CDNAs are used which are responsible for the subunits α1 and α2 of human Encode tropocollagen (see Chu, M.L. et al., Journal of Biological Chemistry 1985, 260: 2315-2320; Dickson L.A. et al., Nucleic Acids Res. 13 (1985), 3427-3438). Furthermore, cDNAs are used which are responsible for human lysine oxidase, human procollagen C proteinase or procollagen N proteinase from bovine encode (see Hämäläinen, E.R. et al., supra; Li, S.W. et al., Proc. Acad. Sci. 1996 USA 93: 5127-5130; Colige, A. et al., Proc. Natl. Acad. Sci. USA 94: 2374-2379 (1997)).

These cDNAs are treated as described in Example 1 and in the Vector pSR 8-30 inserted. The expression vectors pSR 8-30-Tropo collagen α1, pSR 8-30 tropocollagen α2, pSR 8-30 lysine oxidase, pSR 8-30-C- Proteinase and pSR 8-30 N proteinase obtained. The further procedure follows according to the description of example 1.

It turns out that tropocollagen and there are processing proteins in plant cells len, especially in a plant, can be expressed. It also shows that collagen can be obtained which has a high purity.

Claims (20)

1. A process for producing a fiber protein, comprising the following process steps:

• (a) expression of a precursor fiber protein in a plant cell, and
• (b) Incubation of the precursor fiber protein with a process the protein.

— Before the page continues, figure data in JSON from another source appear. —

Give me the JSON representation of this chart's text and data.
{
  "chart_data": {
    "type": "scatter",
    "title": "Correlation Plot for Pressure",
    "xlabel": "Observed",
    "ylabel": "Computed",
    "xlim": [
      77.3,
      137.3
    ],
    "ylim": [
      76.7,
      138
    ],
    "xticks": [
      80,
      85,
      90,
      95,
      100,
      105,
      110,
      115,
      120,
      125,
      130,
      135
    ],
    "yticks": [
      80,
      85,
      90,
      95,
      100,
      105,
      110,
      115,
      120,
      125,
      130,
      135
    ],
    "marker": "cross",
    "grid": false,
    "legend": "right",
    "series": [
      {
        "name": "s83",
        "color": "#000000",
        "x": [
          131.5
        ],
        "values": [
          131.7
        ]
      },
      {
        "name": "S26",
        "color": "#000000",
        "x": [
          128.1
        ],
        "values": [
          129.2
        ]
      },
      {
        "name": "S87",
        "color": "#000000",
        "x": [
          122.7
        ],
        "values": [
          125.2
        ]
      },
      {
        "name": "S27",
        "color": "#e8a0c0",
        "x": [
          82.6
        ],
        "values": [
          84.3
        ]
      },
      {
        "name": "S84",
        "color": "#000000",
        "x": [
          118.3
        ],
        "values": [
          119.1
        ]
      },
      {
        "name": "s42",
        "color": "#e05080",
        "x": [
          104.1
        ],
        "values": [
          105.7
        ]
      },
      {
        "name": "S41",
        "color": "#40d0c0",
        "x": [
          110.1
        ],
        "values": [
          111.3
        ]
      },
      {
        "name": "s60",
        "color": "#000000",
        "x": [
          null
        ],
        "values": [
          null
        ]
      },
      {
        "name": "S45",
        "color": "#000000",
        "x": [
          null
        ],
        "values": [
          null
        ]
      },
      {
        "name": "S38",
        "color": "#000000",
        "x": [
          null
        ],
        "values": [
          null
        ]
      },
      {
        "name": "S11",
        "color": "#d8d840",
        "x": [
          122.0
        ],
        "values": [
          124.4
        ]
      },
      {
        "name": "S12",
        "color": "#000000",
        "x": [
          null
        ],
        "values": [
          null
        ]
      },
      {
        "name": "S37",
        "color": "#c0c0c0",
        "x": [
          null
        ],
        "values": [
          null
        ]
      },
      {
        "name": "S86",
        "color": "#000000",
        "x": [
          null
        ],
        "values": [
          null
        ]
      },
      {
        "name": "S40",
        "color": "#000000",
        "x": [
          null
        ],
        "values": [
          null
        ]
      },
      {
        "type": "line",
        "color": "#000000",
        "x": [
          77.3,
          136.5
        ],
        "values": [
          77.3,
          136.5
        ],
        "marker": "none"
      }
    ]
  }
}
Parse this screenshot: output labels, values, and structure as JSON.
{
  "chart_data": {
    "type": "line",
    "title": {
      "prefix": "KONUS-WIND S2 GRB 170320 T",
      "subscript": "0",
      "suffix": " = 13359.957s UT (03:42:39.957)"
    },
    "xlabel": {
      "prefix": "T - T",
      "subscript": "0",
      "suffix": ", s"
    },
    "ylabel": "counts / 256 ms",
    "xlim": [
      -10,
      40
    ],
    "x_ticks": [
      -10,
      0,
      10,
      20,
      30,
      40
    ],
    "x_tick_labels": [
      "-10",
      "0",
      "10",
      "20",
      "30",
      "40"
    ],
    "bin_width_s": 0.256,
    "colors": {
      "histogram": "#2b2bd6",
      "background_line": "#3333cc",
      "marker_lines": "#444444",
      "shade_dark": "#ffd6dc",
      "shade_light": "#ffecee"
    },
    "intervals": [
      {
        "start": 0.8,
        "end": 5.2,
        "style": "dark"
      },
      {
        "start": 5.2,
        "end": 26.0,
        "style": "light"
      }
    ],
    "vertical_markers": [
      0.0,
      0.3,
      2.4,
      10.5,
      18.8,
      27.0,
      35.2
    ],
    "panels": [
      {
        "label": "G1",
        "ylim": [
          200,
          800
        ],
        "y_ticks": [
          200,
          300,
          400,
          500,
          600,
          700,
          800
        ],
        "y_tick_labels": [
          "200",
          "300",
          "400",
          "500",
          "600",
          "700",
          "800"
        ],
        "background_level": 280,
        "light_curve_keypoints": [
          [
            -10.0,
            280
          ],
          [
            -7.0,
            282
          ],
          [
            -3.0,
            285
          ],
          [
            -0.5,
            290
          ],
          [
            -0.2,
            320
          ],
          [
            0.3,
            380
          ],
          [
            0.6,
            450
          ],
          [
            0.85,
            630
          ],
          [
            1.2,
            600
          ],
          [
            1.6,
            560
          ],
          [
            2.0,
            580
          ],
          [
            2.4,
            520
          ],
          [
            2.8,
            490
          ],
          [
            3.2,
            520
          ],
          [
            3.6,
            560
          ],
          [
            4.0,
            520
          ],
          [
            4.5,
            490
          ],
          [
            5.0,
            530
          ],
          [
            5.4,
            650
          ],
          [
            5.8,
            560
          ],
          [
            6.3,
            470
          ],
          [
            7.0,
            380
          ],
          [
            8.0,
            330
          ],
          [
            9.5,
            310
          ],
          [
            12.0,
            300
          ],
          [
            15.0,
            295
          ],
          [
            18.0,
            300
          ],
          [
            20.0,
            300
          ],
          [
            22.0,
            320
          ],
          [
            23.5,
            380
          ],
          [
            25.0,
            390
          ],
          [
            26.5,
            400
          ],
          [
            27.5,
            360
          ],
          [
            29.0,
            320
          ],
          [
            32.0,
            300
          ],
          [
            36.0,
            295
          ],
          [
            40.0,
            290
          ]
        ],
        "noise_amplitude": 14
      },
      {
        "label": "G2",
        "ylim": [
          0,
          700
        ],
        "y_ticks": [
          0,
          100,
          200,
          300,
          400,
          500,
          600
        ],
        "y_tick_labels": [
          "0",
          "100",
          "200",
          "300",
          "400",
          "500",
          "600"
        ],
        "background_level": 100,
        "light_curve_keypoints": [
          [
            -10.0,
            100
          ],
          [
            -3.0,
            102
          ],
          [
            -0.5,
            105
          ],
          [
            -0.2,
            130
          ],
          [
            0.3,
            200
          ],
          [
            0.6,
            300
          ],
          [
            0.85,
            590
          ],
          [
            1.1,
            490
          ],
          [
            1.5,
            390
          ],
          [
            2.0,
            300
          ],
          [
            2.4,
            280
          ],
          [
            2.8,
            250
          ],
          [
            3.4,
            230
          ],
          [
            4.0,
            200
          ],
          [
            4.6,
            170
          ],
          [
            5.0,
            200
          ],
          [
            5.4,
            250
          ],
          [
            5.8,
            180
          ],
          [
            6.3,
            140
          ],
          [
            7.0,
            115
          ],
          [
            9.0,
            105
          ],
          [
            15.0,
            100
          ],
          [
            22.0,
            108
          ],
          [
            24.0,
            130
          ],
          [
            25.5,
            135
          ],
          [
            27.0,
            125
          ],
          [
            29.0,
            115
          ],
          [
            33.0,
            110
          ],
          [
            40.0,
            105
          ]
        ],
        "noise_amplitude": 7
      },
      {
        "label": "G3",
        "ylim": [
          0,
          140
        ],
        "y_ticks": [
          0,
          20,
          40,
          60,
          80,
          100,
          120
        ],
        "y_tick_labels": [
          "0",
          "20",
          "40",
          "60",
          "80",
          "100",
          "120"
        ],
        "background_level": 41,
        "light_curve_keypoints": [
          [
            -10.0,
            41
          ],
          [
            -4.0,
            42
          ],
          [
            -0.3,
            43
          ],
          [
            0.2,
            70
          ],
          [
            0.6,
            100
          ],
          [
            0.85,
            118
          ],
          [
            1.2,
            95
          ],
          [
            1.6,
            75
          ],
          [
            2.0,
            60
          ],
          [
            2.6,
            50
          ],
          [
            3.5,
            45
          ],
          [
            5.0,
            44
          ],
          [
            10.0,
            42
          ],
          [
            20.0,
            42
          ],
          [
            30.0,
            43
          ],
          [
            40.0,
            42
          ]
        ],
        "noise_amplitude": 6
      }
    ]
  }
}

2. The method of claim 1, wherein the processing protein in one Plant cell is expressed. 3. The method of claim 2, wherein the expression of the precursor fiber proteins and the processing protein in different plants cells. 4. The method of claim 2, wherein the expression of the precursor fiber proteins and the processing protein in the same plant cell he follows. 5. The method according to any one of claims 1-4, wherein the plant cell in Form of a plant. 6. The method according to any one of claims 1-5, wherein the precursor fiber protein is a procollagen or a derivative or fragment thereof. 7. The method according to any one of claims 1-5, wherein the precursor fiber protein is a tropoelastin or a derivative or fragment thereof. 8. The method according to any one of claims 1-6, wherein the fiber protein Is collagen or a derivative or fragment thereof. 9. The method according to any one of claims 1-5 and 7, wherein the fiber protein  is an elastin or a derivative or fragment thereof. 10. The method according to any one of claims 1-9, wherein the precursor fiber protein processing protein is a lysine oxidase. 11. Plant cell expressing a precursor fiber protein and it processes sorbing protein. 12. Plant cell according to claim 11, wherein the plant cell in the form of a Propagation material is available. 13. Plant cell according to claim 11, wherein the plant cell in the form of a Plant is present. 14. Plant cell expressing a precursor processing fiber protein Protein. 15. Plant cell according to claim 14, wherein the plant cell in the form of a Propagation material is available. 16. Plant cell according to claim 14, wherein the plant cell in the form of a Plant is present. 17. Use of the plant cell according to one of claims 11-16 for Production of a fiber protein. 18. Fiber protein, produced by the method according to one of the claims 1-10. 19. The fiber protein of claim 18, wherein the fiber protein is a collagen or is a derivative or fragment thereof.   20. The fiber protein of claim 18, wherein the fiber protein is an elastin or is a derivative or fragment thereof.